UEA Memperingatkan Israel Agar Tidak Melancarkan Operasi Militer di Rafah

ABU DHABI, 10 Februari 2024 (WAM) - Uni Emirat Arab (UEA) menyatakan keprihatinan mendalam terkait persiapan militer Israel untuk melancarkan operasi di wilayah Rafah, di selatan Jalur Gaza yang dihuni warga Palestina yang terlantar, serta dampak kemanusiaan yang serius yang dapat ditimbulkan oleh operasi tersebut.

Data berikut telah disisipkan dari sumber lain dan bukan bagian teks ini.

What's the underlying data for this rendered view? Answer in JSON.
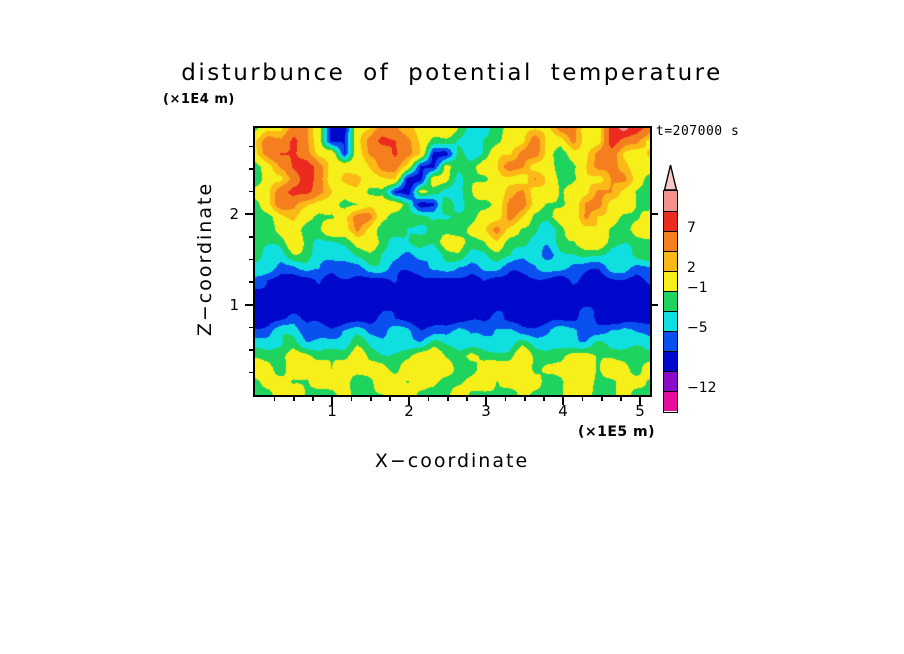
{
  "title": "disturbunce of potential temperature",
  "annotations": {
    "time_label": "t=207000 s",
    "z_unit": "(×1E4 m)",
    "x_unit": "(×1E5 m)"
  },
  "axes": {
    "x_label": "X−coordinate",
    "z_label": "Z−coordinate",
    "x_tick_labels": [
      "1",
      "2",
      "3",
      "4",
      "5"
    ],
    "z_tick_labels": [
      "1",
      "2"
    ]
  },
  "colorbar": {
    "arrow_color": "#f6c9c7",
    "segments": [
      {
        "color": "#f2928b",
        "label": ""
      },
      {
        "color": "#ea2b1e",
        "label": "7"
      },
      {
        "color": "#f57f1f",
        "label": ""
      },
      {
        "color": "#fbb817",
        "label": "2"
      },
      {
        "color": "#f6ef19",
        "label": "−1"
      },
      {
        "color": "#1fd35f",
        "label": ""
      },
      {
        "color": "#10dfe0",
        "label": "−5"
      },
      {
        "color": "#0a50f0",
        "label": ""
      },
      {
        "color": "#0008cc",
        "label": ""
      },
      {
        "color": "#8a0bc8",
        "label": "−12"
      },
      {
        "color": "#e80c9a",
        "label": ""
      }
    ]
  },
  "chart_data": {
    "type": "heatmap",
    "title": "disturbunce of potential temperature",
    "xlabel": "X−coordinate",
    "zlabel": "Z−coordinate",
    "x_unit_scale": "(×1E5 m)",
    "z_unit_scale": "(×1E4 m)",
    "time": "t=207000 s",
    "x_range": [
      0,
      5.13
    ],
    "z_range": [
      0,
      2.95
    ],
    "x_ticks": [
      1,
      2,
      3,
      4,
      5
    ],
    "z_ticks": [
      1,
      2
    ],
    "levels": [
      -12,
      -9,
      -7,
      -5,
      -3,
      -1,
      2,
      4,
      7,
      10,
      13
    ],
    "level_colors": [
      "#e80c9a",
      "#8a0bc8",
      "#0008cc",
      "#0a50f0",
      "#10dfe0",
      "#1fd35f",
      "#f6ef19",
      "#fbb817",
      "#f57f1f",
      "#ea2b1e",
      "#f2928b",
      "#f6c9c7"
    ],
    "grid_rows_top_to_bottom": [
      [
        -2,
        1,
        1,
        5,
        5,
        1,
        -8,
        -8,
        1,
        1,
        5,
        5,
        3,
        1,
        1,
        1,
        -2,
        -4,
        -4,
        -2,
        1,
        1,
        1,
        1,
        5,
        5,
        1,
        1,
        8,
        11,
        8,
        5
      ],
      [
        1,
        5,
        5,
        8,
        5,
        1,
        -8,
        -8,
        1,
        5,
        8,
        8,
        5,
        1,
        -2,
        -2,
        -4,
        -4,
        -2,
        -2,
        1,
        1,
        5,
        1,
        1,
        5,
        1,
        1,
        8,
        5,
        5,
        1
      ],
      [
        1,
        5,
        8,
        8,
        5,
        1,
        1,
        -8,
        1,
        5,
        5,
        8,
        5,
        1,
        -8,
        -8,
        -2,
        -4,
        -2,
        1,
        1,
        5,
        5,
        1,
        -2,
        1,
        1,
        5,
        5,
        1,
        1,
        3
      ],
      [
        -2,
        1,
        5,
        8,
        8,
        5,
        1,
        1,
        1,
        3,
        5,
        5,
        1,
        -8,
        -8,
        1,
        -2,
        -2,
        1,
        1,
        5,
        5,
        1,
        1,
        -2,
        -2,
        1,
        5,
        5,
        3,
        1,
        1
      ],
      [
        -2,
        1,
        1,
        5,
        8,
        5,
        1,
        3,
        3,
        1,
        1,
        1,
        -8,
        -8,
        1,
        1,
        -4,
        -2,
        -2,
        1,
        1,
        1,
        5,
        1,
        -2,
        -2,
        1,
        1,
        5,
        5,
        1,
        -2
      ],
      [
        1,
        1,
        5,
        8,
        8,
        5,
        3,
        1,
        1,
        -2,
        -2,
        -8,
        -8,
        1,
        -2,
        -4,
        -4,
        -2,
        1,
        1,
        3,
        5,
        1,
        1,
        -2,
        1,
        1,
        5,
        5,
        1,
        -2,
        -2
      ],
      [
        -2,
        1,
        5,
        5,
        3,
        1,
        1,
        -2,
        -2,
        1,
        1,
        1,
        -2,
        -8,
        -8,
        -2,
        -4,
        -2,
        -2,
        1,
        5,
        5,
        1,
        -2,
        -2,
        1,
        5,
        5,
        1,
        1,
        -2,
        -2
      ],
      [
        -2,
        -2,
        1,
        3,
        1,
        -2,
        -2,
        1,
        5,
        5,
        1,
        -2,
        -2,
        -2,
        -4,
        -4,
        -2,
        -2,
        1,
        1,
        5,
        1,
        -2,
        -2,
        1,
        1,
        5,
        1,
        1,
        -2,
        -2,
        1
      ],
      [
        -2,
        -2,
        1,
        1,
        -2,
        -2,
        1,
        1,
        5,
        1,
        -2,
        -2,
        -4,
        -4,
        -2,
        -2,
        -2,
        1,
        1,
        5,
        1,
        -2,
        -2,
        -4,
        -2,
        1,
        1,
        1,
        -2,
        -2,
        1,
        1
      ],
      [
        -2,
        -2,
        -2,
        1,
        -2,
        -4,
        -4,
        -2,
        1,
        1,
        -2,
        -4,
        -4,
        -2,
        -2,
        1,
        1,
        -2,
        -2,
        1,
        -2,
        -2,
        -4,
        -4,
        -2,
        -2,
        1,
        1,
        -2,
        -2,
        -2,
        -2
      ],
      [
        -2,
        -4,
        -4,
        -2,
        -2,
        -4,
        -4,
        -4,
        -2,
        -2,
        -4,
        -4,
        -6,
        -4,
        -4,
        -2,
        -2,
        -4,
        -4,
        -2,
        -2,
        -4,
        -4,
        -6,
        -4,
        -4,
        -2,
        -2,
        -4,
        -4,
        -2,
        -2
      ],
      [
        -4,
        -4,
        -6,
        -6,
        -4,
        -4,
        -6,
        -6,
        -6,
        -4,
        -4,
        -6,
        -6,
        -6,
        -4,
        -4,
        -6,
        -6,
        -4,
        -4,
        -6,
        -6,
        -6,
        -4,
        -4,
        -6,
        -6,
        -6,
        -4,
        -4,
        -6,
        -6
      ],
      [
        -6,
        -8,
        -8,
        -8,
        -8,
        -6,
        -8,
        -8,
        -8,
        -8,
        -8,
        -6,
        -8,
        -8,
        -8,
        -8,
        -8,
        -8,
        -6,
        -8,
        -8,
        -8,
        -8,
        -8,
        -8,
        -6,
        -8,
        -8,
        -8,
        -8,
        -8,
        -6
      ],
      [
        -8,
        -8,
        -8,
        -8,
        -8,
        -8,
        -8,
        -8,
        -8,
        -8,
        -8,
        -8,
        -8,
        -8,
        -8,
        -8,
        -8,
        -8,
        -8,
        -8,
        -8,
        -8,
        -8,
        -8,
        -8,
        -8,
        -8,
        -8,
        -8,
        -8,
        -8,
        -8
      ],
      [
        -8,
        -8,
        -8,
        -8,
        -8,
        -8,
        -8,
        -8,
        -8,
        -8,
        -8,
        -8,
        -8,
        -8,
        -8,
        -8,
        -8,
        -8,
        -8,
        -8,
        -8,
        -8,
        -8,
        -8,
        -8,
        -8,
        -8,
        -8,
        -8,
        -8,
        -8,
        -8
      ],
      [
        -8,
        -8,
        -8,
        -6,
        -8,
        -8,
        -8,
        -8,
        -8,
        -8,
        -6,
        -8,
        -8,
        -8,
        -8,
        -8,
        -8,
        -8,
        -8,
        -6,
        -8,
        -8,
        -8,
        -8,
        -8,
        -8,
        -6,
        -8,
        -8,
        -8,
        -8,
        -8
      ],
      [
        -6,
        -6,
        -4,
        -4,
        -6,
        -6,
        -6,
        -4,
        -4,
        -6,
        -6,
        -4,
        -4,
        -6,
        -6,
        -6,
        -4,
        -6,
        -6,
        -4,
        -4,
        -6,
        -6,
        -6,
        -4,
        -4,
        -6,
        -6,
        -4,
        -4,
        -6,
        -6
      ],
      [
        -4,
        -4,
        -4,
        -2,
        -4,
        -4,
        -4,
        -4,
        -2,
        -4,
        -4,
        -4,
        -4,
        -4,
        -2,
        -4,
        -4,
        -4,
        -4,
        -4,
        -4,
        -2,
        -4,
        -4,
        -4,
        -4,
        -4,
        -2,
        -4,
        -4,
        -4,
        -4
      ],
      [
        -2,
        -2,
        -2,
        1,
        1,
        -2,
        -2,
        -2,
        1,
        -2,
        -2,
        -2,
        -2,
        1,
        1,
        -2,
        -2,
        1,
        -2,
        -2,
        -2,
        1,
        -2,
        -2,
        -2,
        1,
        1,
        -2,
        -2,
        -2,
        -2,
        -2
      ],
      [
        1,
        1,
        -2,
        1,
        1,
        1,
        -2,
        1,
        1,
        1,
        1,
        -2,
        1,
        1,
        1,
        1,
        -2,
        -2,
        1,
        1,
        1,
        1,
        -2,
        1,
        1,
        1,
        1,
        -2,
        1,
        1,
        -2,
        1
      ],
      [
        -2,
        1,
        1,
        -2,
        -2,
        1,
        1,
        1,
        -2,
        -2,
        1,
        1,
        -2,
        1,
        1,
        -2,
        -2,
        1,
        1,
        -2,
        1,
        1,
        1,
        -2,
        -2,
        1,
        1,
        -2,
        -2,
        1,
        1,
        -2
      ],
      [
        -2,
        -2,
        1,
        1,
        -2,
        -2,
        -2,
        1,
        -2,
        -2,
        -2,
        1,
        1,
        -2,
        -2,
        -2,
        1,
        -2,
        -2,
        -2,
        -2,
        1,
        -2,
        -2,
        -2,
        1,
        1,
        -2,
        -2,
        1,
        -2,
        -2
      ]
    ]
  }
}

Dalam sebuah pernyataan, Kementerian Luar Negeri memperingatkan terhadap aksi militer yang mengancam akan menyebabkan hilangnya nyawa lebih banyak orang tak berdosa dan memperburuk bencana kemanusiaan di Jalur Gaza.

Kemenlu menegaskan kembali kecaman kerasnya terhadap segala bentuk pemindahan paksa terhadap rakyat Palestina yang bersaudara, dan semua praktik yang melanggar resolusi legitimasi internasional dan hukum internasional dan kemanusiaan.

Kementerian menyerukan kepada masyarakat internasional untuk melakukan upaya segera untuk mencapai gencatan senjata guna menghindari jatuhnya korban jiwa lebih lanjut, dan mencegah situasi yang semakin memanas di Wilayah Palestina yang diduduki. Selain itu, Kementerian menyerukan upaya untuk mencapai perdamaian yang komprehensif dan adil, sambil mencegah meluasnya wilayah yang berisiko menimbulkan kekerasan, ketegangan, dan ketidakstabilan lebih lanjut.

Kementerian menegaskan kembali posisi UEA yang menyerukan untuk kembali ke perundingan untuk mencapai solusi dua negara dengan negara Palestina yang merdeka.